Dilansir dari Money, inventarisasi masalah mencakup penanganan sedimentasi, gangguan sistem suplesi, hingga potensi kerusakan bendung. Tindakan preventif dan perbaikan segera dilakukan demi menjamin kelancaran distribusi air ke lahan pertanian masyarakat.
Ketersediaan air di Waduk Ir. H. Djuanda diestimasikan masih mencukupi kebutuhan hingga akhir tahun 2026. Manajemen perusahaan memfokuskan operasional pada keandalan layanan bagi area cakupan seluas 503.713,80 hektar tersebut.
“Kami terus melakukan pemantauan hidrologi secara intensif, pengelolaan distribusi air secara terukur, serta menyiapkan berbagai langkah antisipatif untuk menghadapi potensi kekeringan di sejumlah wilayah layanan,” ujar Imam Santoso, Direktur Utama PJT II.
Mitigasi di lapangan diterapkan melalui pengaturan operasional pintu air pada saluran sekunder yang terdampak. PJT II juga memberlakukan pola distribusi gilir-giring guna menjamin pemerataan air bagi para petani, mengoptimalkan pompa, serta membersihkan gulma dan sampah di saluran irigasi.
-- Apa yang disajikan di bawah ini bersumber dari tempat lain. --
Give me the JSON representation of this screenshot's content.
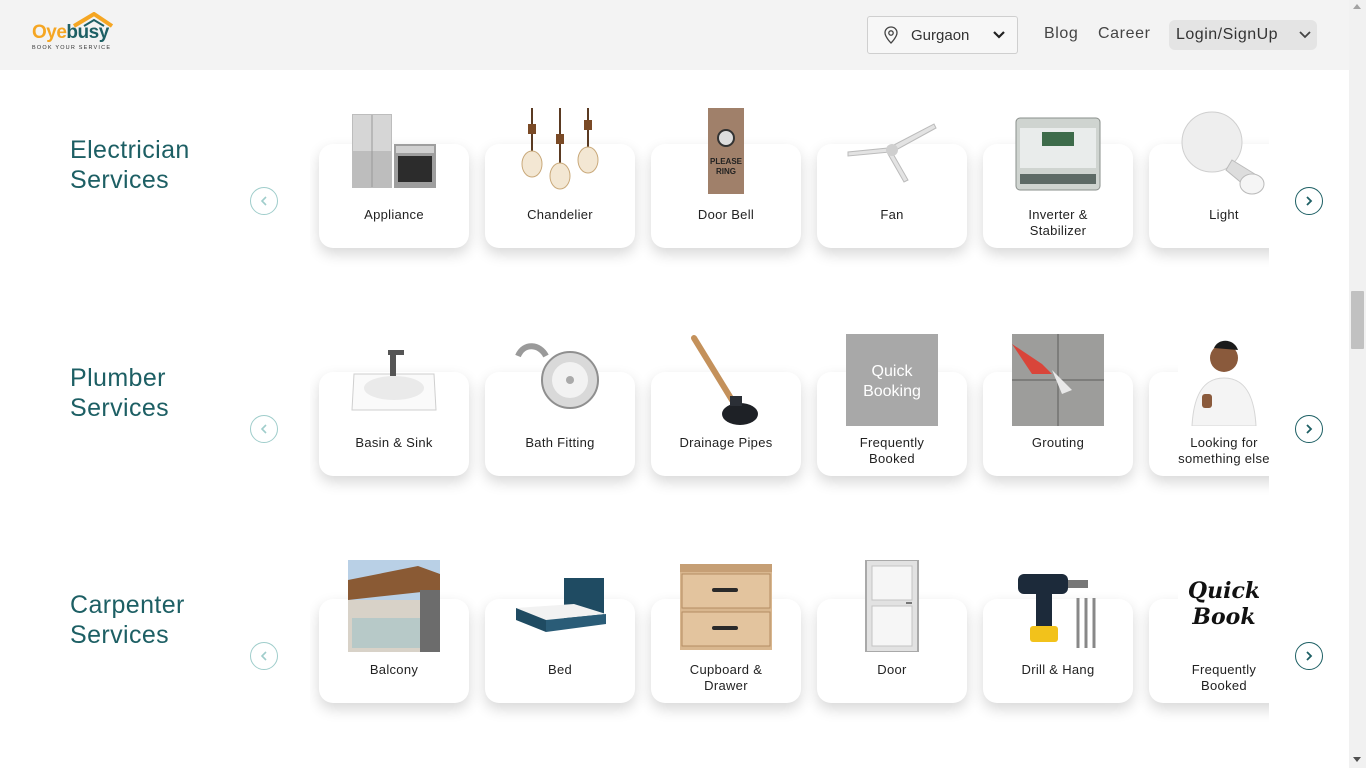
{
  "brand": {
    "logo_oye": "Oye",
    "logo_busy": "busy",
    "tagline": "BOOK YOUR SERVICE"
  },
  "header": {
    "location": "Gurgaon",
    "nav": [
      "Blog",
      "Career"
    ],
    "login_label": "Login/SignUp"
  },
  "sections": [
    {
      "title_line1": "Electrician",
      "title_line2": "Services",
      "items": [
        {
          "label": "Appliance",
          "icon": "fridge-oven-icon"
        },
        {
          "label": "Chandelier",
          "icon": "chandelier-icon"
        },
        {
          "label": "Door Bell",
          "icon": "door-bell-icon"
        },
        {
          "label": "Fan",
          "icon": "ceiling-fan-icon"
        },
        {
          "label": "Inverter &",
          "label2": "Stabilizer",
          "icon": "stabilizer-icon"
        },
        {
          "label": "Light",
          "icon": "light-bulb-icon"
        }
      ]
    },
    {
      "title_line1": "Plumber",
      "title_line2": "Services",
      "items": [
        {
          "label": "Basin & Sink",
          "icon": "basin-sink-icon"
        },
        {
          "label": "Bath Fitting",
          "icon": "shower-head-icon"
        },
        {
          "label": "Drainage Pipes",
          "icon": "plunger-icon"
        },
        {
          "label": "Frequently",
          "label2": "Booked",
          "icon": "quick-booking-icon",
          "img_text1": "Quick",
          "img_text2": "Booking"
        },
        {
          "label": "Grouting",
          "icon": "grouting-icon"
        },
        {
          "label": "Looking for",
          "label2": "something else",
          "icon": "person-thumbs-up-icon"
        }
      ]
    },
    {
      "title_line1": "Carpenter",
      "title_line2": "Services",
      "items": [
        {
          "label": "Balcony",
          "icon": "balcony-icon"
        },
        {
          "label": "Bed",
          "icon": "bed-icon"
        },
        {
          "label": "Cupboard &",
          "label2": "Drawer",
          "icon": "drawer-icon"
        },
        {
          "label": "Door",
          "icon": "door-icon"
        },
        {
          "label": "Drill & Hang",
          "icon": "drill-icon"
        },
        {
          "label": "Frequently",
          "label2": "Booked",
          "icon": "quick-book-icon",
          "img_text1": "Quick",
          "img_text2": "Book"
        }
      ]
    }
  ],
  "colors": {
    "accent": "#1d5f64",
    "brand_orange": "#f5a623",
    "header_bg": "#f3f3f3"
  }
}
“Pendekatan ini juga menjadi bagian dari strategi perusahaan dalam menjaga kelancaran layanan irigasi sekaligus meminimalkan potensi konflik pemanfaatan air selama musim kemarau melalui pengelolaan air yang adaptif dan responsif terhadap dinamika kondisi lapangan,” kata Imam Santoso, Direktur Utama PJT II.
Koordinasi rutin turut ditingkatkan dengan menggandeng kelompok tani, pemerintah daerah, Kementerian Pertanian, Balai Besar Wilayah Sungai (BBWS) Citarum, TNI, hingga Satpol PP. Sinergi ini bertujuan memastikan informasi jadwal distribusi dan kondisi debit air tersampaikan dengan baik.
“Sebagai perusahaan pengelola sumber daya air, penanganan kekeringan menjadi salah satu prioritas operasional yang kami lakukan melalui langkah-langkah preventif sejak dini,” tutur Imam Santoso, Direktur Utama PJT II.